Wireless’ operating income and EBITDA grew by 4.7% and 0.2% respectively. Blended ARPU decreased by $2.50 to $52.13 year-over-year, but improved sequentially over the previous quarter by $1.67. The year-over-year decline this quarter is representative of the impact of economic pressures on customer usage, competitive moves and lower roaming revenues, which more than offset data revenue growth of 33%. The Bell Wireless client base grew by 4.0% year-over-year to reach 6.71 million at the end of the quarter.

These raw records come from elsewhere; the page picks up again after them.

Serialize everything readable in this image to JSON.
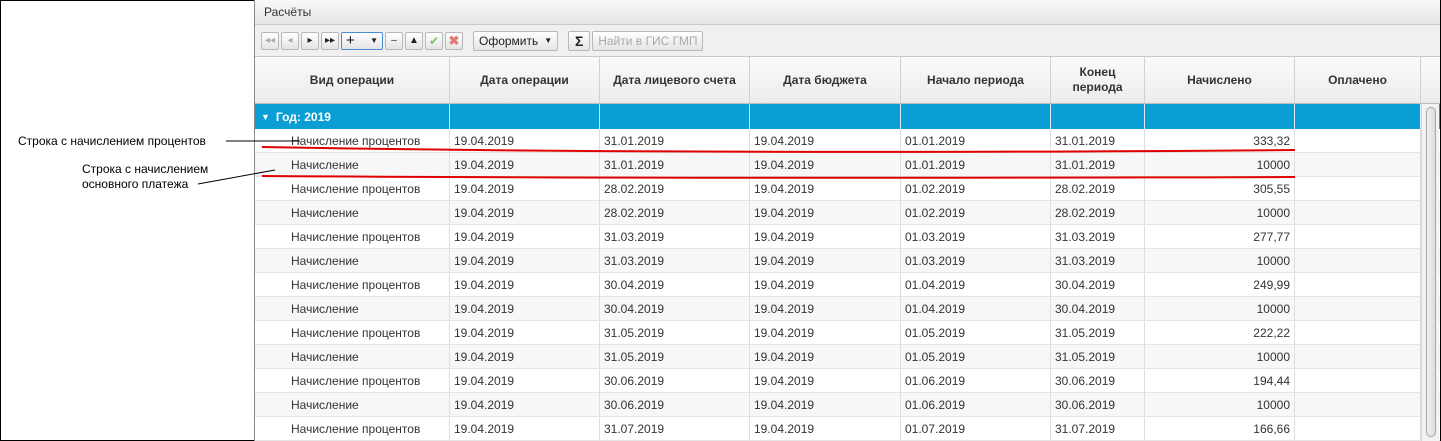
{
  "annotations": {
    "interest_row": "Строка с начислением процентов",
    "principal_row_line1": "Строка  с начислением",
    "principal_row_line2": "основного платежа"
  },
  "panel": {
    "title": "Расчёты"
  },
  "toolbar": {
    "first_icon": "skip-first-icon",
    "prev_icon": "prev-icon",
    "next_icon": "next-icon",
    "last_icon": "skip-last-icon",
    "add_label": "+",
    "remove_label": "–",
    "up_icon": "arrow-up-icon",
    "confirm_icon": "check-icon",
    "cancel_icon": "cross-icon",
    "format_label": "Оформить",
    "sum_label": "Σ",
    "gis_label": "Найти в ГИС ГМП"
  },
  "columns": [
    "Вид операции",
    "Дата операции",
    "Дата лицевого счета",
    "Дата бюджета",
    "Начало периода",
    "Конец\nпериода",
    "Начислено",
    "Оплачено"
  ],
  "group": {
    "label": "Год: 2019"
  },
  "rows": [
    [
      "Начисление процентов",
      "19.04.2019",
      "31.01.2019",
      "19.04.2019",
      "01.01.2019",
      "31.01.2019",
      "333,32",
      ""
    ],
    [
      "Начисление",
      "19.04.2019",
      "31.01.2019",
      "19.04.2019",
      "01.01.2019",
      "31.01.2019",
      "10000",
      ""
    ],
    [
      "Начисление процентов",
      "19.04.2019",
      "28.02.2019",
      "19.04.2019",
      "01.02.2019",
      "28.02.2019",
      "305,55",
      ""
    ],
    [
      "Начисление",
      "19.04.2019",
      "28.02.2019",
      "19.04.2019",
      "01.02.2019",
      "28.02.2019",
      "10000",
      ""
    ],
    [
      "Начисление процентов",
      "19.04.2019",
      "31.03.2019",
      "19.04.2019",
      "01.03.2019",
      "31.03.2019",
      "277,77",
      ""
    ],
    [
      "Начисление",
      "19.04.2019",
      "31.03.2019",
      "19.04.2019",
      "01.03.2019",
      "31.03.2019",
      "10000",
      ""
    ],
    [
      "Начисление процентов",
      "19.04.2019",
      "30.04.2019",
      "19.04.2019",
      "01.04.2019",
      "30.04.2019",
      "249,99",
      ""
    ],
    [
      "Начисление",
      "19.04.2019",
      "30.04.2019",
      "19.04.2019",
      "01.04.2019",
      "30.04.2019",
      "10000",
      ""
    ],
    [
      "Начисление процентов",
      "19.04.2019",
      "31.05.2019",
      "19.04.2019",
      "01.05.2019",
      "31.05.2019",
      "222,22",
      ""
    ],
    [
      "Начисление",
      "19.04.2019",
      "31.05.2019",
      "19.04.2019",
      "01.05.2019",
      "31.05.2019",
      "10000",
      ""
    ],
    [
      "Начисление процентов",
      "19.04.2019",
      "30.06.2019",
      "19.04.2019",
      "01.06.2019",
      "30.06.2019",
      "194,44",
      ""
    ],
    [
      "Начисление",
      "19.04.2019",
      "30.06.2019",
      "19.04.2019",
      "01.06.2019",
      "30.06.2019",
      "10000",
      ""
    ],
    [
      "Начисление процентов",
      "19.04.2019",
      "31.07.2019",
      "19.04.2019",
      "01.07.2019",
      "31.07.2019",
      "166,66",
      ""
    ]
  ],
  "colors": {
    "group_bg": "#0b9ed4",
    "highlight_line": "#e00000",
    "add_button_border": "#4a8ad0"
  }
}
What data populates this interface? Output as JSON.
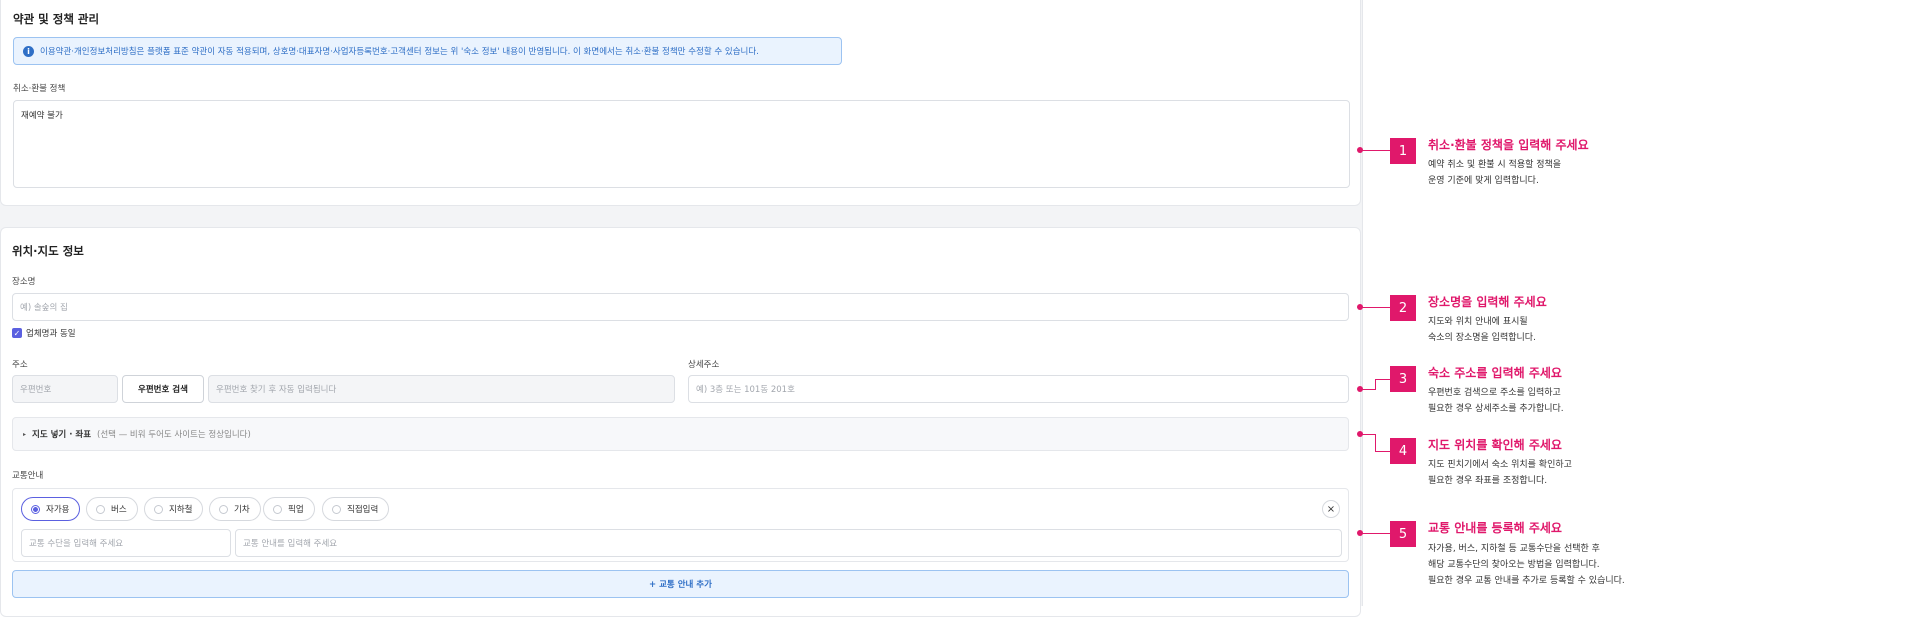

In the wireline segment, retail residential network access services (NAS) losses improved for an eighth consecutive quarter, but total residential NAS declined by 77,000 this quarter, or by 6.9% more than last year, due to higher wholesale customer deactivations. Business NAS declined by 26,000 this quarter compared to no change last year, reflecting business customer disconnections and fewer new installations.
Bell TV subscribers increased by 40,000 this quarter to 1.92 million. Video revenues were $400 million this quarter, or 10.2% higher than last year due largely to an ARPU increase of $4.15 to $69.35.
High-speed Internet customer subscribers grew by 1.9% compared to last year, with 22,000 net activations compared to 33,000 in the same time period last year. Bell said that the year-over-year decrease in net activations was due to an increase in business customer deactivations, and fewer wholesale net activations as a result of the weaker economy.
Wireline’s operating revenues increased by 1% as video and equipment and other revenue growth more than offset declines in local and access, long distance and data revenues. Equipment and other revenues increased by 78.5%, while operating income increased by 83.2% as a result of higher EBITDA and lower restructuring and other costs.